If the objective is to unseat Assad, an operation far transcending a punitive strike would be required. But this is not the objective. Instead, the aim of hitting the regime and hitting it hard would be twofold: to uphold the credibility of the United States while preventing the kind of global destabilization inadvertently set in motion by the red line erasure of 2013, and to tell Assad that the free ride for mass murder has ended. As matters now stand, his slaughter of civilians is, beyond the cost of aviation fuel and munitions, completely risk-free. And his message to the United States and its allies is clear: You cannot touch me.
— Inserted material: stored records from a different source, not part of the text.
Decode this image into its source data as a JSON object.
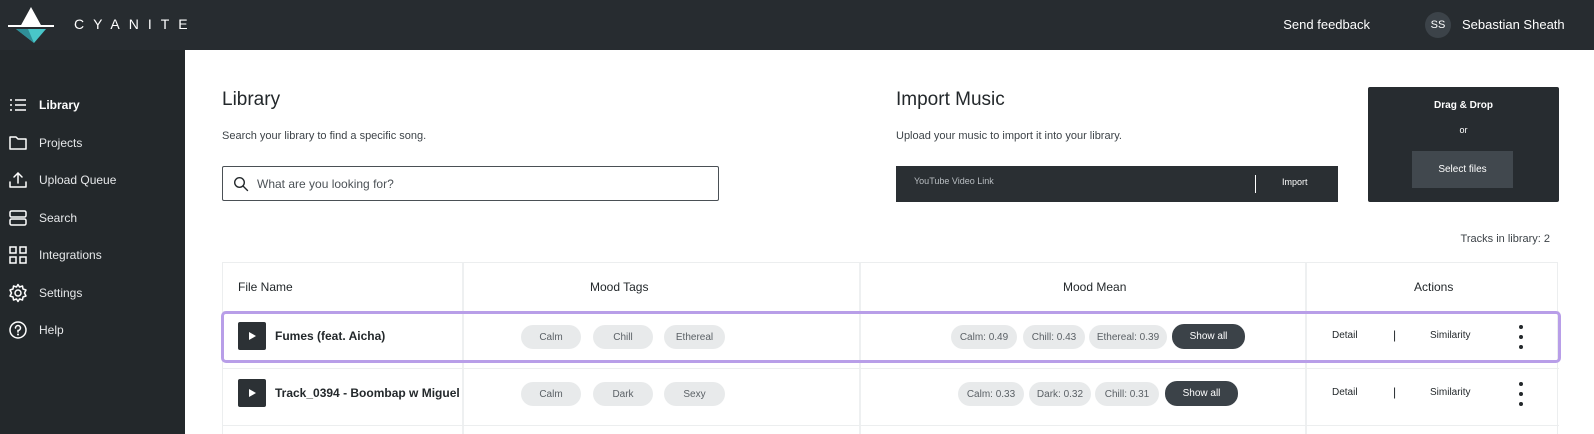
{
  "topbar": {
    "brand": "CYANITE",
    "send_feedback": "Send feedback",
    "avatar_initials": "SS",
    "user_name": "Sebastian Sheath"
  },
  "sidebar": {
    "items": [
      {
        "label": "Library",
        "icon": "list-icon",
        "active": true
      },
      {
        "label": "Projects",
        "icon": "folder-icon",
        "active": false
      },
      {
        "label": "Upload Queue",
        "icon": "upload-icon",
        "active": false
      },
      {
        "label": "Search",
        "icon": "search-panels-icon",
        "active": false
      },
      {
        "label": "Integrations",
        "icon": "grid-icon",
        "active": false
      },
      {
        "label": "Settings",
        "icon": "gear-icon",
        "active": false
      },
      {
        "label": "Help",
        "icon": "help-icon",
        "active": false
      }
    ]
  },
  "library": {
    "title": "Library",
    "subtitle": "Search your library to find a specific song.",
    "search_placeholder": "What are you looking for?"
  },
  "import_music": {
    "title": "Import Music",
    "subtitle": "Upload your music to import it into your library.",
    "link_placeholder": "YouTube Video Link",
    "import_label": "Import"
  },
  "dropzone": {
    "title": "Drag & Drop",
    "or": "or",
    "select_files": "Select files"
  },
  "tracks_count": "Tracks in library: 2",
  "table": {
    "headers": {
      "file_name": "File Name",
      "mood_tags": "Mood Tags",
      "mood_mean": "Mood Mean",
      "actions": "Actions"
    },
    "rows": [
      {
        "file_name": "Fumes (feat. Aicha)",
        "mood_tags": [
          "Calm",
          "Chill",
          "Ethereal"
        ],
        "mood_mean": [
          "Calm: 0.49",
          "Chill: 0.43",
          "Ethereal: 0.39"
        ],
        "show_all": "Show all",
        "detail": "Detail",
        "separator": "|",
        "similarity": "Similarity",
        "selected": true
      },
      {
        "file_name": "Track_0394 - Boombap w Miguel",
        "mood_tags": [
          "Calm",
          "Dark",
          "Sexy"
        ],
        "mood_mean": [
          "Calm: 0.33",
          "Dark: 0.32",
          "Chill: 0.31"
        ],
        "show_all": "Show all",
        "detail": "Detail",
        "separator": "|",
        "similarity": "Similarity",
        "selected": false
      }
    ]
  },
  "colors": {
    "topbar_bg": "#272c30",
    "sidebar_bg": "#23282b",
    "selection_outline": "#b89ee8",
    "chip_bg": "#e8eaeb",
    "show_all_bg": "#3b4248"
  }
}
Indeed, give me reconstruction money or I’ll send more refugees in your direction.
Russia, if it is willing to risk direct confrontation with the United States, can try to close the airspace over eastern Syria, where U.S.-led operations against the Islamic State continue. And it may take more than a single strike to derail a campaign of mass homicide that has produced a humanitarian abomination and undermined the security of the west.
The Trump administration inherited a Syria policy whose unintended consequences exacerbated a humanitarian disaster, undermined U.S. credibility, and placed allies and friends at risk. Now it is forced again to confront that which its predecessor sought unsuccessfully to avoid: What happens in Syria will not stay in Syria. As long as Assad is free to murder whomever he wants with whatever he chooses, Syria will hemorrhage human beings for as far as the eye can see, and Islamist extremists around the globe will use Assad's crimes to find recruits for terror operations inside Syria and beyond. And as long as the United States proclaims red lines and promises consequences but does nothing, it places its reputation on the line everywhere. Remaining passive is not risk-free. The world watches as an American administration sets a value on its word.